The draft bill endorsed by Chancellor Angela Merkel’s Cabinet of Ministers would make power consumers pay as much as 0.25 euro cents a kilowatt-hour if wind farm owners can’t sell their electricity because of delays in connecting turbines to the grid. The plan is aimed at raising investments after utilities threatened to halt projects and grid operators struggled to raise financing and complete projects on time.
“We lacked investments in wind parks and grid projects” because it wasn’t clear who would pay for possible delays, Economy Minister Philipp Roesler told reporters in Berlin. “With this regulation, the likelihood that liability losses will arise is now minimized.”

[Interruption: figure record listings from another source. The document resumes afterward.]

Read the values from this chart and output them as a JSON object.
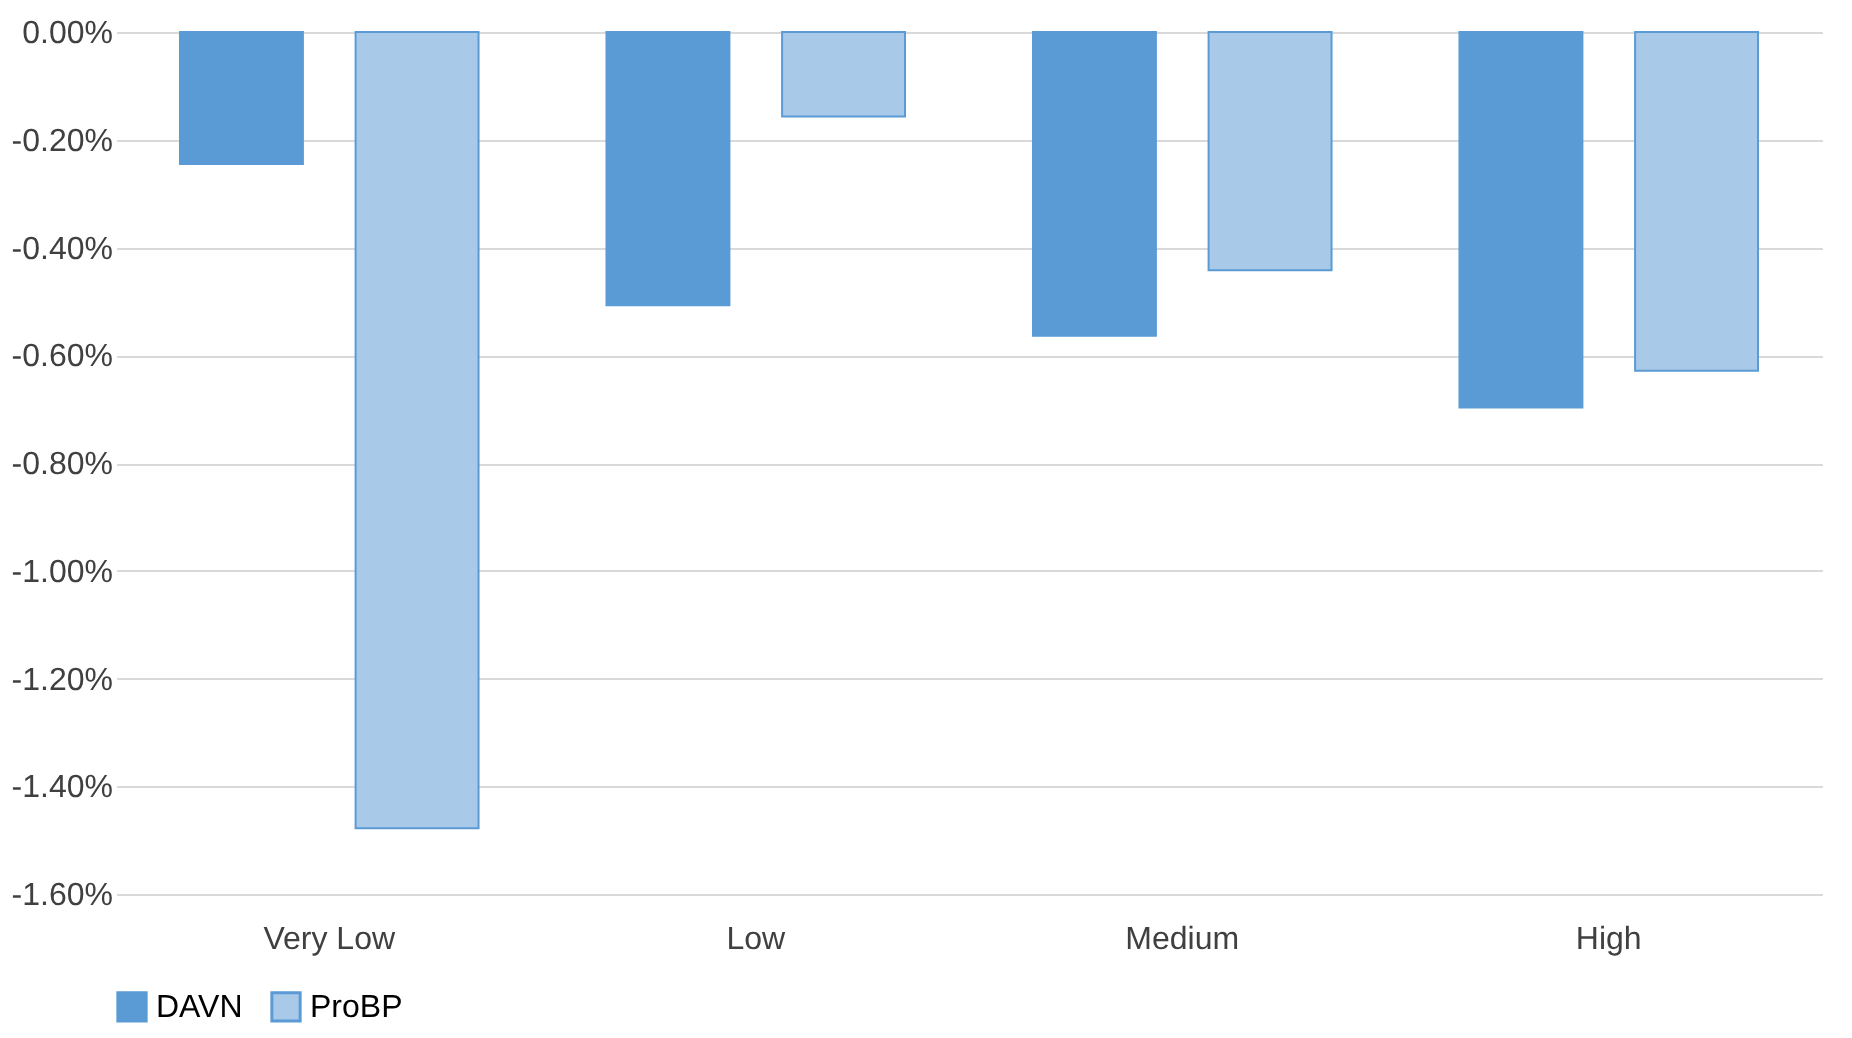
{
  "chart_data": {
    "type": "bar",
    "categories": [
      "Very Low",
      "Low",
      "Medium",
      "High"
    ],
    "series": [
      {
        "name": "DAVN",
        "color": "#5b9bd5",
        "values": [
          -0.245,
          -0.507,
          -0.564,
          -0.697
        ]
      },
      {
        "name": "ProBP",
        "color": "#a9c9e9",
        "values": [
          -1.478,
          -0.157,
          -0.442,
          -0.629
        ]
      }
    ],
    "ylim": [
      -1.6,
      0
    ],
    "yticks": [
      {
        "value": 0,
        "label": "0.00%"
      },
      {
        "value": -0.2,
        "label": "-0.20%"
      },
      {
        "value": -0.4,
        "label": "-0.40%"
      },
      {
        "value": -0.6,
        "label": "-0.60%"
      },
      {
        "value": -0.8,
        "label": "-0.80%"
      },
      {
        "value": -1.0,
        "label": "-1.00%"
      },
      {
        "value": -1.2,
        "label": "-1.20%"
      },
      {
        "value": -1.4,
        "label": "-1.40%"
      },
      {
        "value": -1.6,
        "label": "-1.60%"
      }
    ],
    "grid": "y",
    "legend": "bottom"
  }
}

Germany is boosting investment in clean energy to replace nuclear power by 2022. While it seeks to build offshore wind farms, work is being held up by delays in linking turbines to the electricity grid. RWE last month said it postponed a decision on building the Innogy Nordsee 1 offshore wind farm until 2013 as it waits for the government to set out who will pay for delays. Damages linked to current delays are expected to amount to 1 billion euros ($1.3 billion), according to the draft bill.
Grid operators will have to shoulder as much as 20 percent of damages up to 200 million euros if they act carelessly, it said. For sums greater than that, their share of the costs will fall according to a sliding scale. The maximum cost for grid operators won’t exceed 100 million euros a year.
Potential maximum costs for the average private household with 3,500 kilowatt-hours of consumption would amount to 8.75 euros a year.
“We expect this to be a temporary problem,” said Environment Minister Peter Altmaier. “I expect the significance of this liability fee to decrease constantly over the coming years because grid expansion will go more smoothly.”
Germany added 45 megawatts of offshore wind turbines in the first half, less than expected, mainly because of the grid connection delays. That means the country won’t reach its target of adding 10 gigawatts of sea-based turbines by 2020, Thorsten Herdan, head of VDMA Power Systems, a manufacturers’ group, said Aug. 1.